Он ожидал обычной яростной вспышки в ответ, даже приготовился к тому, что его просто немедленно сбросят на пол – и именно поэтому только коротко вскрикнул, когда Курогане с силой шлепнул его по бедру. Отпечаток горел, как клеймо. Ниндзя не произнес ни слова и уверенно двинулся к лестнице. Фай инстинктивно вцепился в плотную ткань косодэ у него на спине, ощутив от усталости внезапное головокружение. Лица Курогане он в таком положении видеть не мог, но был этому скорее рад, потому что это значило, что ниндзя его лица тоже не увидит – а маг был уверен, что сейчас его черты исказил абсолютный шок.

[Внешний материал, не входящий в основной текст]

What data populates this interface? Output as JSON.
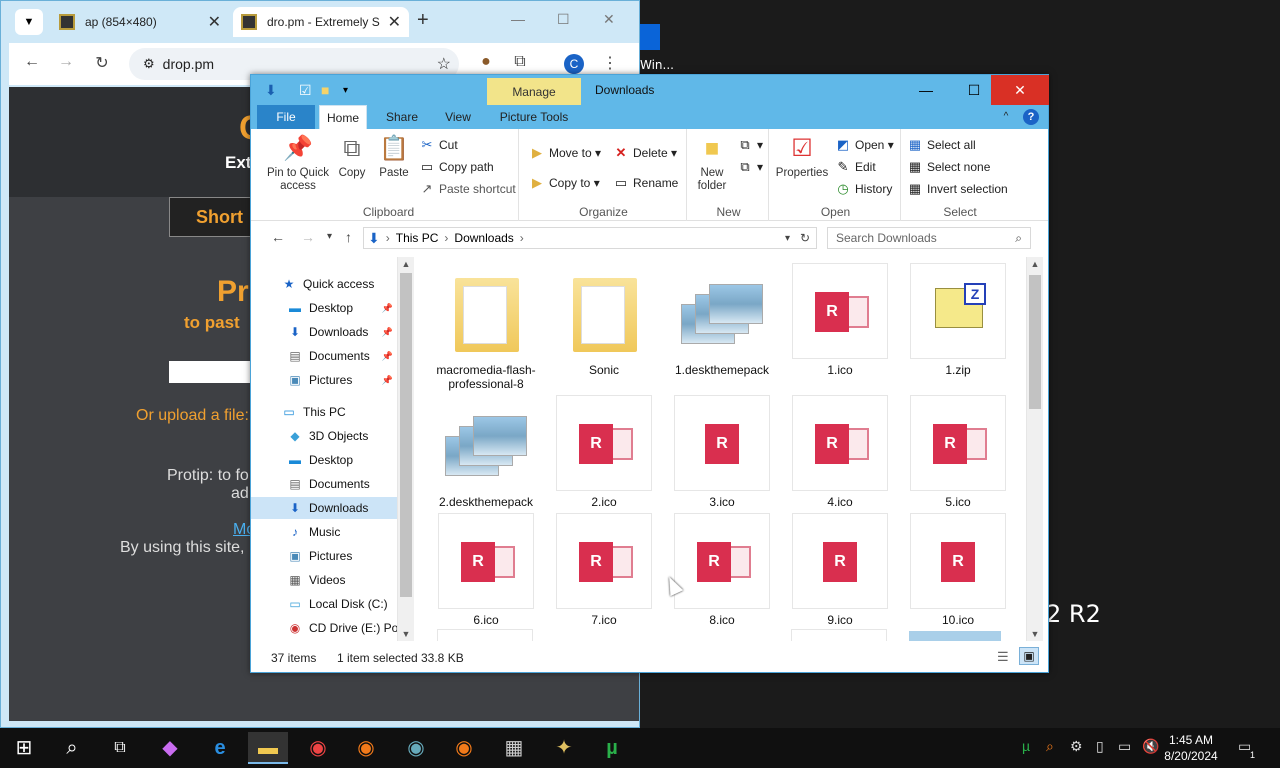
{
  "desktop": {
    "label_win": "Win...",
    "label_r2": "2 R2"
  },
  "chrome": {
    "tabs": [
      {
        "title": "ap (854×480)"
      },
      {
        "title": "dro.pm - Extremely S"
      }
    ],
    "new_tab": "+",
    "url": "drop.pm",
    "profile_initial": "C",
    "page": {
      "headline_fragment": "C",
      "sub_fragment": "Ext",
      "short_button": "Short",
      "promo_fragment": "Pr",
      "promo_sub_fragment": "to past",
      "upload_fragment": "Or upload a file:",
      "protip_fragment": "Protip: to fo",
      "protip_fragment2": "ad",
      "more_link_fragment": "Mo",
      "terms_fragment": "By using this site,"
    }
  },
  "explorer": {
    "title": "Downloads",
    "context_tab": "Manage",
    "window_controls": {
      "minimize": "—",
      "maximize": "☐",
      "close": "✕"
    },
    "tabs": {
      "file": "File",
      "home": "Home",
      "share": "Share",
      "view": "View",
      "picture_tools": "Picture Tools"
    },
    "ribbon": {
      "clipboard": {
        "label": "Clipboard",
        "pin": "Pin to Quick access",
        "copy": "Copy",
        "paste": "Paste",
        "cut": "Cut",
        "copy_path": "Copy path",
        "paste_shortcut": "Paste shortcut"
      },
      "organize": {
        "label": "Organize",
        "move_to": "Move to",
        "copy_to": "Copy to",
        "delete": "Delete",
        "rename": "Rename"
      },
      "new": {
        "label": "New",
        "new_folder": "New folder"
      },
      "open": {
        "label": "Open",
        "properties": "Properties",
        "open": "Open",
        "edit": "Edit",
        "history": "History"
      },
      "select": {
        "label": "Select",
        "select_all": "Select all",
        "select_none": "Select none",
        "invert": "Invert selection"
      }
    },
    "address": {
      "this_pc": "This PC",
      "downloads": "Downloads",
      "search_placeholder": "Search Downloads"
    },
    "nav": {
      "quick_access": "Quick access",
      "qa_desktop": "Desktop",
      "qa_downloads": "Downloads",
      "qa_documents": "Documents",
      "qa_pictures": "Pictures",
      "this_pc": "This PC",
      "objects3d": "3D Objects",
      "desktop": "Desktop",
      "documents": "Documents",
      "downloads": "Downloads",
      "music": "Music",
      "pictures": "Pictures",
      "videos": "Videos",
      "local_disk": "Local Disk (C:)",
      "cd_drive": "CD Drive (E:) Por"
    },
    "files": [
      {
        "name": "macromedia-flash-professional-8",
        "kind": "folder"
      },
      {
        "name": "Sonic",
        "kind": "folder"
      },
      {
        "name": "1.deskthemepack",
        "kind": "theme"
      },
      {
        "name": "1.ico",
        "kind": "ico"
      },
      {
        "name": "1.zip",
        "kind": "zip"
      },
      {
        "name": "2.deskthemepack",
        "kind": "theme"
      },
      {
        "name": "2.ico",
        "kind": "ico"
      },
      {
        "name": "3.ico",
        "kind": "ico-r"
      },
      {
        "name": "4.ico",
        "kind": "ico"
      },
      {
        "name": "5.ico",
        "kind": "ico"
      },
      {
        "name": "6.ico",
        "kind": "ico"
      },
      {
        "name": "7.ico",
        "kind": "ico"
      },
      {
        "name": "8.ico",
        "kind": "ico"
      },
      {
        "name": "9.ico",
        "kind": "ico-r"
      },
      {
        "name": "10.ico",
        "kind": "ico-r"
      }
    ],
    "status": {
      "items": "37 items",
      "selected": "1 item selected",
      "size": "33.8 KB"
    }
  },
  "taskbar": {
    "time": "1:45 AM",
    "date": "8/20/2024",
    "notification_count": "1"
  }
}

Такой простой, открытый и понятный в каждой эмоции Курогане вел себя странно, совсем не так, как обычно, и Фай не смог отмахнуться от быстро мелькнувшей мысли: а на самом ли деле ниндзя такой, каким казался все это время? Внутри что-то сжалось, одновременно стало беспричинно весело и неуютно, он почувствовал, как губы сами собой разъезжаются в улыбке. Маг моргнул и только теперь осознал, что они уже успели подняться на второй этаж, а потом ниндзя решительно толкнул дверь, и они оказались в комнате Фая, темной, но с рыжими бликами от заглядывавшего в окно фонаря.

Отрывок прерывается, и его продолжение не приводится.